Some 60 persons were injured in the bombings, some critically.
Syria has many ethnic groups and sects. Some 10% to 14% are Alawite Shiites, the group from which the upper echelons of the regime and the officer corps are drawn. There are also other sorts of Shiite or offshoots of Shiism, including Twelvers (the kind that predominates in Iran and Iraq), Druze and Ismailis. Add them all up and they come to as many as 18% of the population.
Shiites give special honor to the family of the Prophet Muhammad, and they often erect shrines over their tombs. Zaynab bint Ali (d. 681) was the granddaughter of the Prophet Muhammad. Her shrine is in a district of Damascus, and the neighborhoods around it are heavily Shiite. In the past decade the area, known colloquially as Sitt Zaynab, has attracted expatriate Shiite communities such as refugees from the Iraq War and Lebanese Shiites. Most of those residents have had to leave because of Syria’s civil war and because the hard line Salafi Jihadis (who are hyper-Sunni and typically despise Shiites) have targeted the neighborhood, as they did again yesterday.
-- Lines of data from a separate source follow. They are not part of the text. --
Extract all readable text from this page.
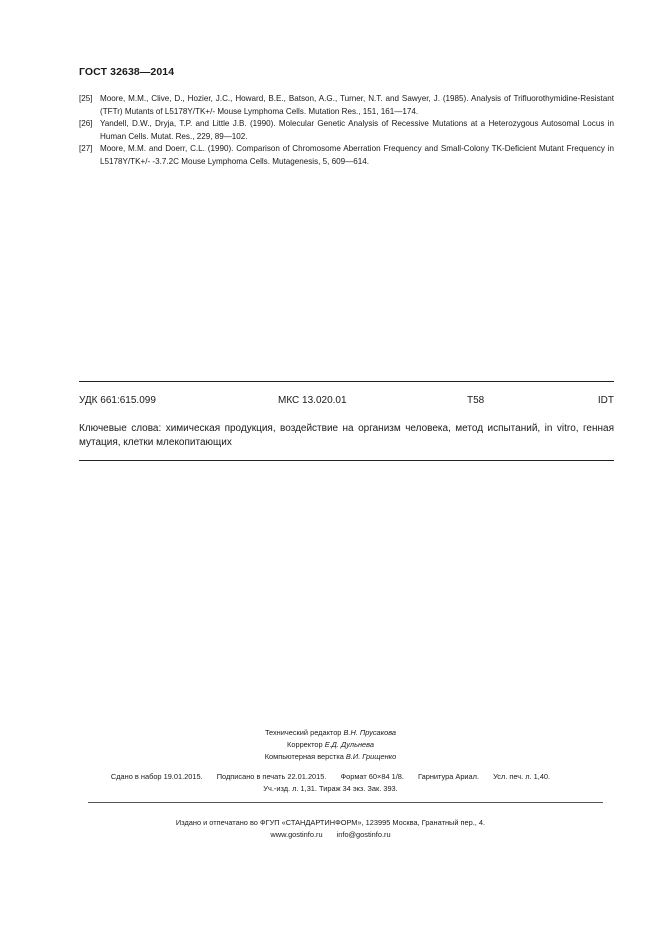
ГОСТ 32638—2014
[25] Moore, M.M., Clive, D., Hozier, J.C., Howard, B.E., Batson, A.G., Turner, N.T. and Sawyer, J. (1985). Analysis of Trifluorothymidine-Resistant (TFTr) Mutants of L5178Y/TK+/- Mouse Lymphoma Cells. Mutation Res., 151, 161—174.
[26] Yandell, D.W., Dryja, T.P. and Little J.B. (1990). Molecular Genetic Analysis of Recessive Mutations at a Heterozygous Autosomal Locus in Human Cells. Mutat. Res., 229, 89—102.
[27] Moore, M.M. and Doerr, C.L. (1990). Comparison of Chromosome Aberration Frequency and Small-Colony TK-Deficient Mutant Frequency in L5178Y/TK+/- -3.7.2C Mouse Lymphoma Cells. Mutagenesis, 5, 609—614.
УДК 661:615.099	МКС 13.020.01	Т58	IDT
Ключевые слова: химическая продукция, воздействие на организм человека, метод испытаний, in vitro, генная мутация, клетки млекопитающих
Технический редактор В.Н. Прусакова
Корректор Е.Д. Дульнева
Компьютерная верстка В.И. Грищенко
Сдано в набор 19.01.2015. Подписано в печать 22.01.2015. Формат 60×84 1/8. Гарнитура Ариал. Усл. печ. л. 1,40.
Уч.-изд. л. 1,31. Тираж 34 экз. Зак. 393.
Издано и отпечатано во ФГУП «СТАНДАРТИНФОРМ», 123995 Москва, Гранатный пер., 4.
www.gostinfo.ru info@gostinfo.ru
But some expatriate remain, including fighters of the Hizbullah party-militia of Lebanon and volunteers from south Iraq. It was the latter that Daesh was targeting.
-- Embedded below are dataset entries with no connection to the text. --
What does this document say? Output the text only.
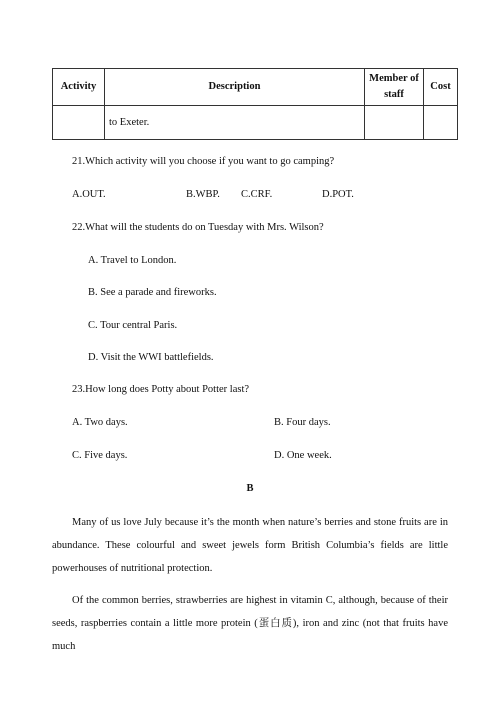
Activity	Description	Member of staff	Cost
	to Exeter.		
21.Which activity will you choose if you want to go camping?
A.OUT.	B.WBP. C.CRF.	D.POT.
22.What will the students do on Tuesday with Mrs. Wilson?
A. Travel to London.
B. See a parade and fireworks.
C. Tour central Paris.
D. Visit the WWI battlefields.
23.How long does Potty about Potter last?
A. Two days.	B. Four days.
C. Five days.	D. One week.
B
Many of us love July because it’s the month when nature’s berries and stone fruits are in abundance. These colourful and sweet jewels form British Columbia’s fields are little powerhouses of nutritional protection.
Of the common berries, strawberries are highest in vitamin C, although, because of their seeds, raspberries contain a little more protein (蛋白质), iron and zinc (not that fruits have much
Likely the bombings were intended to throw a wrench into the negotiations that opened Monday in Geneva between the rebels and the Syrian regime, by heightening sectarian passions.
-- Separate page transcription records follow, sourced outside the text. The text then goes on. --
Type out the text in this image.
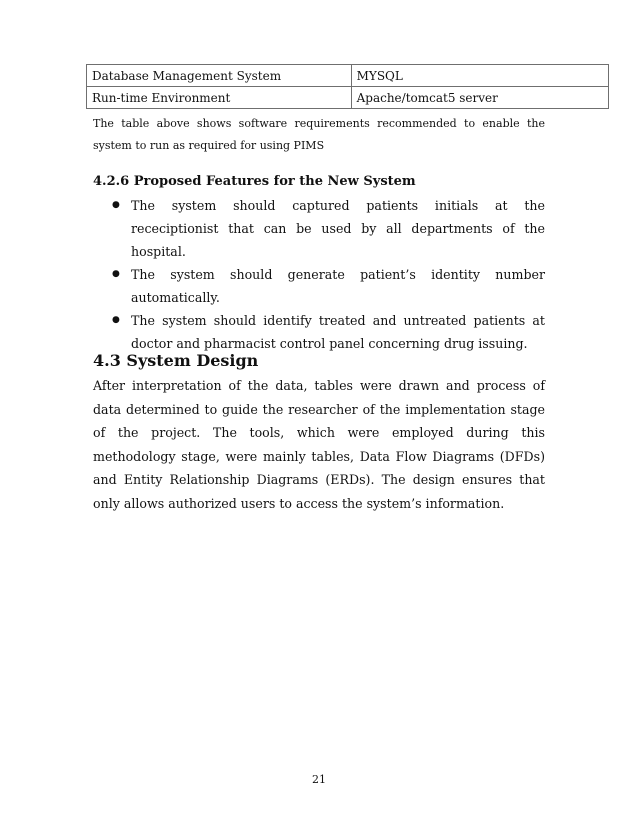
Database Management System	MYSQL
Run-time Environment	Apache/tomcat5 server

The table above shows software requirements recommended to enable the system to run as required for using PIMS

4.2.6 Proposed Features for the New System
● The system should captured patients initials at the receciptionist that can be used by all departments of the hospital.
● The system should generate patient’s identity number automatically.
● The system should identify treated and untreated patients at doctor and pharmacist control panel concerning drug issuing.
4.3 System Design

After interpretation of the data, tables were drawn and process of data determined to guide the researcher of the implementation stage of the project. The tools, which were employed during this methodology stage, were mainly tables, Data Flow Diagrams (DFDs) and Entity Relationship Diagrams (ERDs). The design ensures that only allows authorized users to access the system’s information.

21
The talks were in trouble for other reasons. The Saudis sent Syrian members of the High Negotiations Commission to Geneva, but appointed as their spokesman Muhammad Alloush, leader of the hard line Salafi Army of Islam (Jaysh al-Islam), which attacks the idea of democracy.
The Bashar al-Assad regime and its Russian backers see the Army of Islam as a terrorist group no different from Daesh or al-Qaeda, and refuse to negotiate with it.
UN special envoy Steffan de Mistura dealt with this problem by engaging in a kind of shuttle diplomacy, going to see the regime representatives, and then after a decent interval visiting the rebels.
The rebel side insisted that the regime fulfill its commitments and lift the siege on 45,000 residents of rebel-held areas. It is a war crime for Syria to starve civilian populations as part of the war effort. The rebels also have some civilians under siege, especially in Shiite areas.